Il en est ainsi pour tous les hommes et toutes les femmes.
C’est
dans une sorte de sublimation que le champ d’un soi non stéréotypé
devient possible, la création, la profession. Le masculin/féminin
trouve là, il me semble, une étendue délivrée des contraintes de
genre, et même si l’égalité des droits homme/femme au travail
est loin d’être à portée de main, le fait est que l’essentiel
est que la femme soit devenue partie prenante sur cette scène, où
son horizon pour se réaliser s’est considérablement élargi ;
le métier étant notamment facteur d’autonomie, vecteur
d’émancipation, et révélateur de l’identité.
La
femme, admise dans les arts, la pensée et la littérature, ou dans
un métier, a pu et pourra avec le temps se défaire des lois liées
aux paradigmes de genre, désormais obsolètes. Cependant, si la
manipulation d’autrefois sautait aux yeux, l’autorité avec
laquelle elle dominait les femmes n’en était pas menacée pour
autant.
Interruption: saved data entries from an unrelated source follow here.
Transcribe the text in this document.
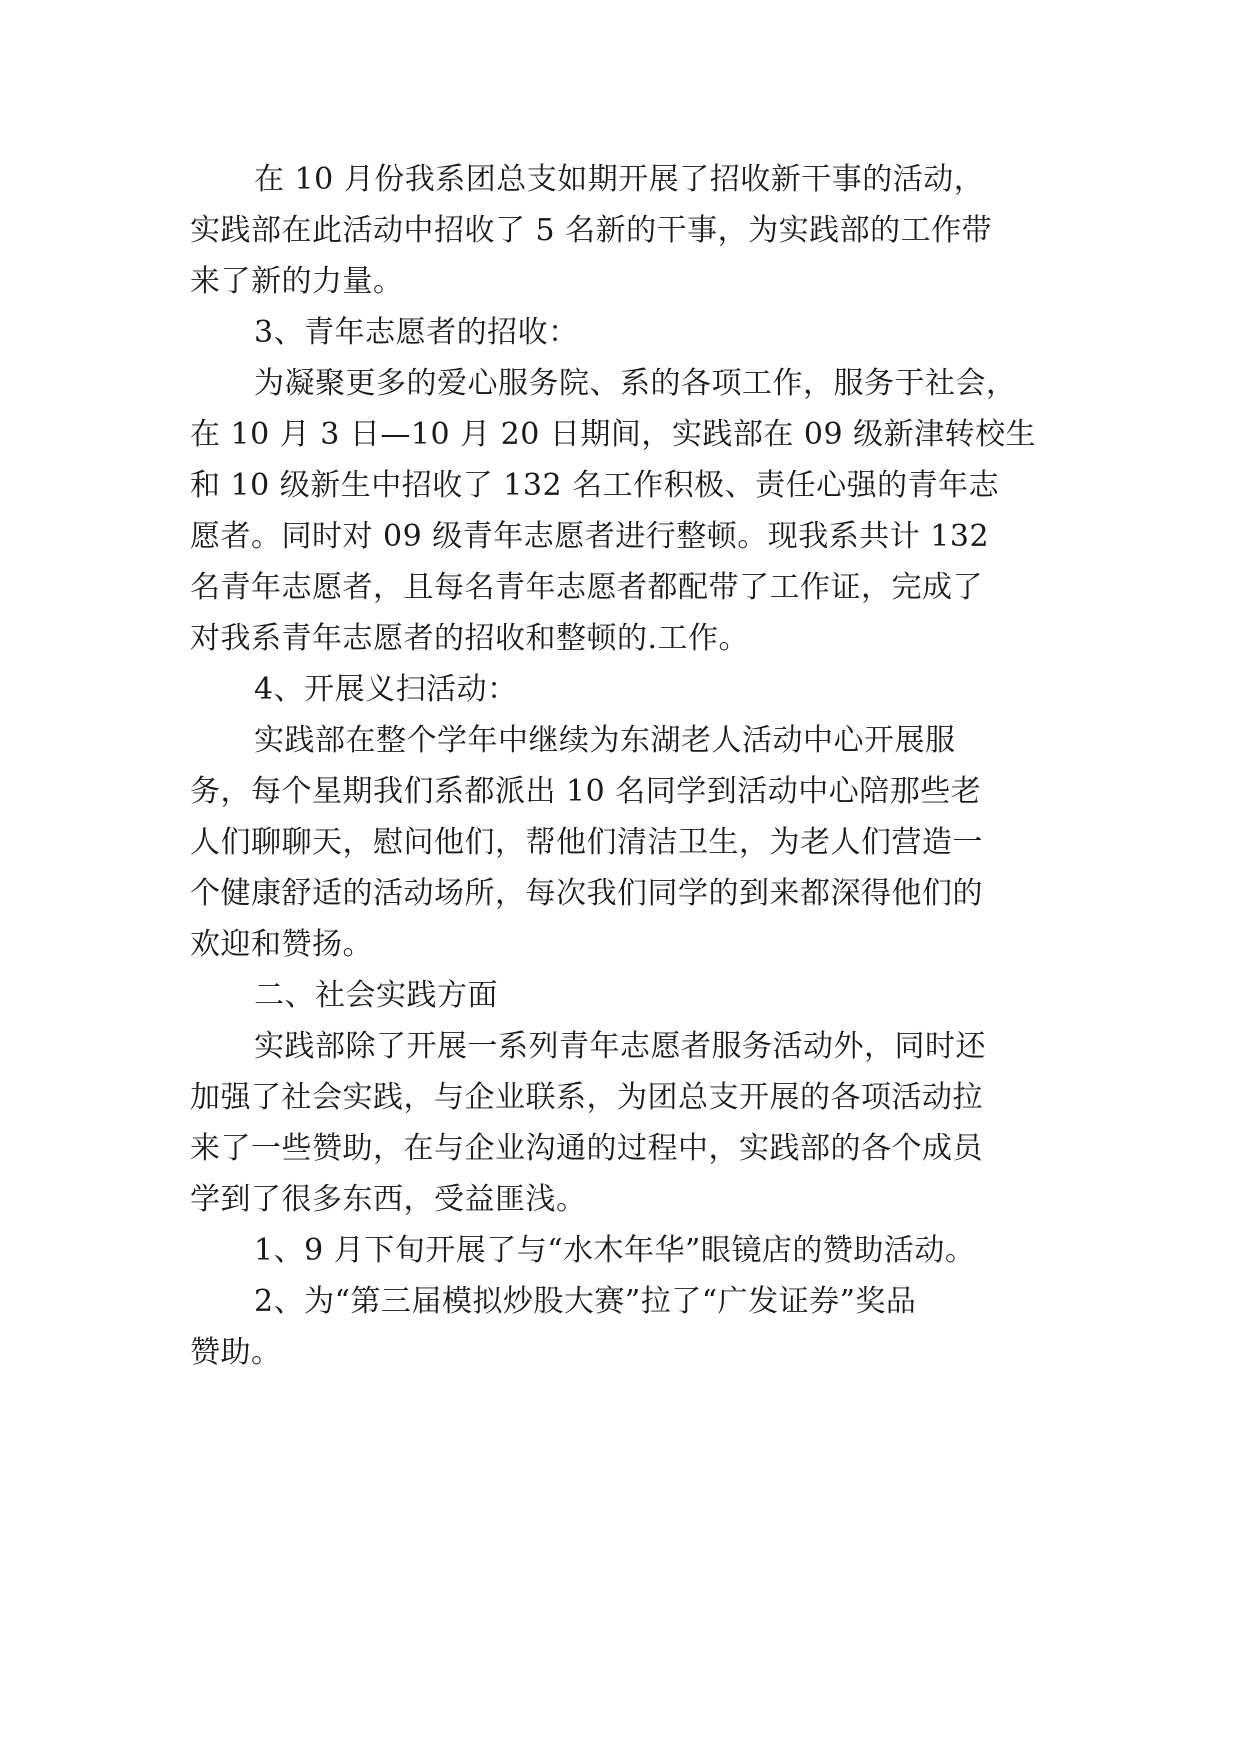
在 10 月份我系团总支如期开展了招收新干事的活动，
实践部在此活动中招收了 5 名新的干事，为实践部的工作带
来了新的力量。
3、青年志愿者的招收：
为凝聚更多的爱心服务院、系的各项工作，服务于社会，
在 10 月 3 日—10 月 20 日期间，实践部在 09 级新津转校生
和 10 级新生中招收了 132 名工作积极、责任心强的青年志
愿者。同时对 09 级青年志愿者进行整顿。现我系共计 132
名青年志愿者，且每名青年志愿者都配带了工作证，完成了
对我系青年志愿者的招收和整顿的.工作。
4、开展义扫活动：
实践部在整个学年中继续为东湖老人活动中心开展服
务，每个星期我们系都派出 10 名同学到活动中心陪那些老
人们聊聊天，慰问他们，帮他们清洁卫生，为老人们营造一
个健康舒适的活动场所，每次我们同学的到来都深得他们的
欢迎和赞扬。
二、社会实践方面
实践部除了开展一系列青年志愿者服务活动外，同时还
加强了社会实践，与企业联系，为团总支开展的各项活动拉
来了一些赞助，在与企业沟通的过程中，实践部的各个成员
学到了很多东西，受益匪浅。
1、9 月下旬开展了与“水木年华”眼镜店的赞助活动。
2、为“第三届模拟炒股大赛”拉了“广发证券”奖品
赞助。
Ce n’est donc pas parce que la manipulation est devenue
plus insidieuse qu’il n’y a pas nécessité de maintenir un
esprit critique vigilant.
Si
les vertus comme le courage peuvent provenir de l’éducation, et
que celui-ci concerne autant les hommes que les femmes, même s’il
apparaît souvent par des manifestations différentes chez l’un et
l’autre, il n’en va pas de même pour certaines notions de genre
immatérielles. La partie visiblement dure, au sens innée, de la
sensibilité dite féminine, ne me semble pas pouvoir être l’objet
d’une éducation ou d’un apprentissage. Elle serait plutôt un
invariant immanent du féminin, certes, d’intensité plus ou moins
flagrante selon les femmes. La sensibilité excessive d’un homme
peut être rapprochée du féminin, d’autant qu’en revanche, lui,
on l’a éduqué en l’alertant [sur le fait] que la sensibilité
pouvait menacer sa virilité, qu’elle était une marque féminine.
Il doit donc se conformer à ce principe de défiance quant à sa
sensibilité, pour être homme parmi les hommes au risque d’être
perçu comme une femmelette ! Notons qu’une sensibilité
exacerbée chez les hommes aurait sérieusement compromis la
domination masculine…
Cet
exemple de la sensibilité féminine montre que le genre ne se limite
pas à une mascarade de l’apparence et du comportement, mais qu’il
y a bien à l’œuvre en lui de l’instinct masculin/féminin, qui,
s’il a été exploité par l’institutionnalisation culturelle et
politique des genres, le fait apparaître plus que ce que la
désignation de la société en fait.
C’est
notre pensée mise en actes qui produit ce que nous sommes ; à
l’instar du moi, l’identité de genre n’est pas figée tant que
l’acte libre reste la possible révélation de la personne à
elle-même. Bergson nous invite à nous expulser de nous-même :
« Soyez vous-même, mettez-vous tout entier dans vos actes,
devenez ce que déjà vous êtes ». Ce que nous sommes déjà,
c’est sans doute notre liberté de penser, qu’il convient de
mettre en actes, afin qu’apparaisse dans nos œuvres, ce que nous
entendons en nous par masculin/féminin.